The reasons for rejecting the evidence were afterwards reduced to writing by Mr. Justice Clerke.
C. jP. Kwklmid, for plaintiff.
W. Chase, for defendants.
[MAJORITY — Clerks, J.]
Clerks, J.
I. At common law, no commission to examine witnesses abroad on interrogatories could issue without consent; although a court of equity could, in aid of an action in a common law-court, compel an obstinate party to consent.
In England, the common law-courts had no general power to issue commissions, until the Act passed as recently as the reign of William IV. (1 W. IV., C. 22).
Our courts have possessed this power for more than sixty years; but, it was always considered an innovation, which should be exactly dealt with, as a departure from a mode of presenting evidence, which has ever been justly considered one of the best safeguards in the trial of facts.
The presence of the witness at the trial, and his oral examination before the jury, is, under our system, a favorite and almost indispensable requisite; and, among numerous other usages, distinguishes the common from the civil law.

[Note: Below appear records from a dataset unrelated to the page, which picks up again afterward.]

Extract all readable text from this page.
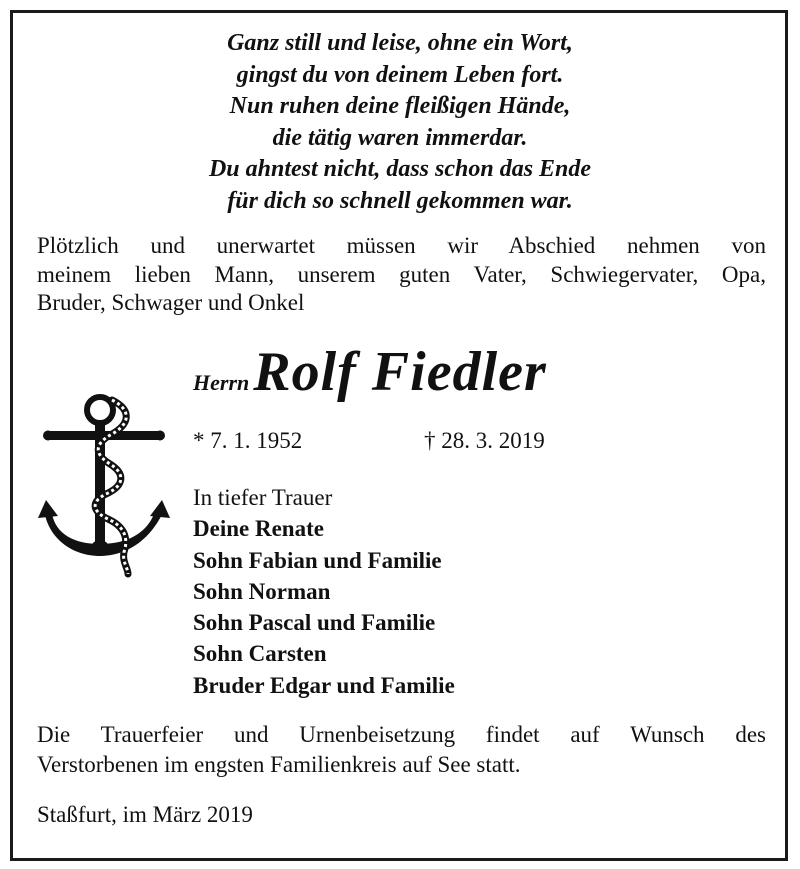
Ganz still und leise, ohne ein Wort,
gingst du von deinem Leben fort.
Nun ruhen deine fleißigen Hände,
die tätig waren immerdar.
Du ahntest nicht, dass schon das Ende
für dich so schnell gekommen war.
Plötzlich und unerwartet müssen wir Abschied nehmen von
meinem lieben Mann, unserem guten Vater, Schwiegervater, Opa,
Bruder, Schwager und Onkel
HerrnRolf Fiedler
* 7. 1. 1952	† 28. 3. 2019
In tiefer Trauer
Deine Renate
Sohn Fabian und Familie
Sohn Norman
Sohn Pascal und Familie
Sohn Carsten
Bruder Edgar und Familie
Die Trauerfeier und Urnenbeisetzung findet auf Wunsch des
Verstorbenen im engsten Familienkreis auf See statt.
Staßfurt, im März 2019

Any statute encroaching upon this usage, like any other in derogation of the practice of the common law, must be strictly observed.
II. The Rev. Statutes (2 v. 394) prescribe only two methods of returning a commission: either 1, by depositing it in the nearest post-office; or 2, returning it by an agent of the party who has sued out the order or writ, according to the direction made by the judge or court—no other mode is contemplated. In this case, it was provided that the commission might be returned either by mail, or by an agent,—an express company. Section 25 of the statute provides, that, if the packet be delivered to an agent, he, on delivering it to the clerk or judge, shall make an affidavit, that he received the same from the hands of one of the commissioners, and that it has not been opened or altered since he so received it. Indeed, the whole article is very exact and minute in its precautions to prevent abuse, and to insure the genuineness of the evidence. A rigorous compliance with its provisions was evidently intended, particularly in regard to the return of the commission. The affidavit, that it has not been opened or altered, is indispensable, unless expressly dispensed with by the written consent of the adverse party. It is no answer to say, that, in this case, after the order was so made at special term, allowing the commission, and directing the mode in which it should be returned, both parties signed a similar direction in the body of the commission. At the most, the adverse party, in doing this, consented to the appointment of the agent designated by the party suing it out; —it was no waiver of the provisions of the law requiring full proof of the authenticity of the evidence. Nor is it any answer to say, that according to the practice of the express companies this provision could not be complied with, inasmuch as no one person employed in any of those companies accompanied the express the whole route. If the party suing out the commission knew this, he ought to have communicated it to the other party, if he thought this mode of transmission was preferable to the mail; if the other party refused to dispense with the affidavit verifying the return, the only course left was, to have the return made by mail.
III. It does not appear that anything was suggested to the court, or to any of the parties, that a compliance with the statute was not practicable. At all events, the court cannot dispense with this requirement, without consent. The depositions cannot be read.